Как сладко на полатях Толику с сестрёнками и братишками! Жмутся малы;е к нему. Он уже взрослый, ходит в школу. Успокаивает перепуганную ужасами мелюзгу, рассказывает тоже о чёрте, но сказку не страшную, весёлую даже, писателя Гоголя. Как чертяка месяц украл, а кузнец Вакула в мешок его запихал. Оседлал потом и полетел на нём к царице за башмачками для невесты…

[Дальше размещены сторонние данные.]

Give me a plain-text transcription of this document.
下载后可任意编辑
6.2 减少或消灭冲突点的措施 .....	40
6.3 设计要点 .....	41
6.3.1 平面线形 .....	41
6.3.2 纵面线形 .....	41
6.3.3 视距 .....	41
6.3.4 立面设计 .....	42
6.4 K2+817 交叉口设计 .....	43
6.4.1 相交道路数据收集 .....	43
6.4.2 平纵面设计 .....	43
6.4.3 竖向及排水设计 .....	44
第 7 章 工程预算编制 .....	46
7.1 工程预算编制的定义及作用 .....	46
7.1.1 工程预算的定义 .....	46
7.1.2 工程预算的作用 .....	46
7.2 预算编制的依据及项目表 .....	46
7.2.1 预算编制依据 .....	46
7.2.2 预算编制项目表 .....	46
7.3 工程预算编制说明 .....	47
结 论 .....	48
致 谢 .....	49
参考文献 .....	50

Утро старого Нового года выдалось солнечным. Толя надел валенки, вывернул наизнанку бабушкину шубу и залез в неё. Славильщики спали, вздрагивая во сне от услышанных историй.
Толик вышел на улицу. Утро в инее сверкало разноцветными огоньками. Искрящийся снег капустно скрипел под ногами. Морозно. Ни души. Со скрипом отворилась калитка у Обердорфов. Тётя Эмма поплыла к алабужской проруби по воду, покачивая на плече коромыслом с вёдрами.
— О майн гот! На штрассе шупа оне менш, без шеловек! Тмитрий, Диттер! Оне менш! Доннер веттер!..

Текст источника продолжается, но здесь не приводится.